Faut-il disserter sur la meilleure manière de dire le 7 octobre et ne peut-on affirmer que docu, docu-drame et autres essais se complètent, le projet commun étant de dire, et de laisser une trace pour l’Histoire de tous ces morceaux de vie mêlant tragédie extrême et héroïsme.

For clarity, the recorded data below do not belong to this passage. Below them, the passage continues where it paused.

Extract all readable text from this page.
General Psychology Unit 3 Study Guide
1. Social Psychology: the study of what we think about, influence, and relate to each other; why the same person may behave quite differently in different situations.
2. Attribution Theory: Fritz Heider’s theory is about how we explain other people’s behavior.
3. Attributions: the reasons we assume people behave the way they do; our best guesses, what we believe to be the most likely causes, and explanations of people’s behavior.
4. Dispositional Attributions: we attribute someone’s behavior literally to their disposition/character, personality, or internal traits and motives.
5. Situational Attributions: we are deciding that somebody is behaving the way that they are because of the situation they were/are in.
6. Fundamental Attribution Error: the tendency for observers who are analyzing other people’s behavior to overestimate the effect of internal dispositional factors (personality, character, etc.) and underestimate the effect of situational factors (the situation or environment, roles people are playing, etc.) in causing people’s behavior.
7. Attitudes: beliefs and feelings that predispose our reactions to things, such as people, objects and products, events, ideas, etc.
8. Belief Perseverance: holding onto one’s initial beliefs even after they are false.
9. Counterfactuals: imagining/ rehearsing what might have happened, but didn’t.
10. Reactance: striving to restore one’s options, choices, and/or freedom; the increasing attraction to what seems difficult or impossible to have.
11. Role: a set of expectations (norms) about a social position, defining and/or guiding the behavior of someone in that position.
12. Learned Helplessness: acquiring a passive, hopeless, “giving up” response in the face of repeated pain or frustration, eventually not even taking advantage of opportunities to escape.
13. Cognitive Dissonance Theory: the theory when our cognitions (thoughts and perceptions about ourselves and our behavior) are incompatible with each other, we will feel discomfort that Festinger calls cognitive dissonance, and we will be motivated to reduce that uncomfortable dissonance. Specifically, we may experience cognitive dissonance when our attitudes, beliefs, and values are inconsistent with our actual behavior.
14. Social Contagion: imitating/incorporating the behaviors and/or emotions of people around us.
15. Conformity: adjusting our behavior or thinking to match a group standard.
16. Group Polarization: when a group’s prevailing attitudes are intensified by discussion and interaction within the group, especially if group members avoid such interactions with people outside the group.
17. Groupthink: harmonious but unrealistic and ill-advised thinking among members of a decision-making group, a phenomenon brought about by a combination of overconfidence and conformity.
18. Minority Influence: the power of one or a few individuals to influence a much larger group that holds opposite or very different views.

Ne faut-il pas aussi louer le triste privilège offert par la technique : alors qu’il fallut des décennies pour réaliser des films de haut niveau sur la guerre du Yom Kippour et d’autres conflits israéliens, les cinéastes d’aujourd’hui, à une vitesse vertigineuse, se font reporters-correspondants de guerre, d’une guerre ici absolument inédite de quelque côté qu’on la regarde, et tirent tous leur exception par l’immédiateté de l’accès à l’image là où récemment encore seules quelques photos racontaient le chaos.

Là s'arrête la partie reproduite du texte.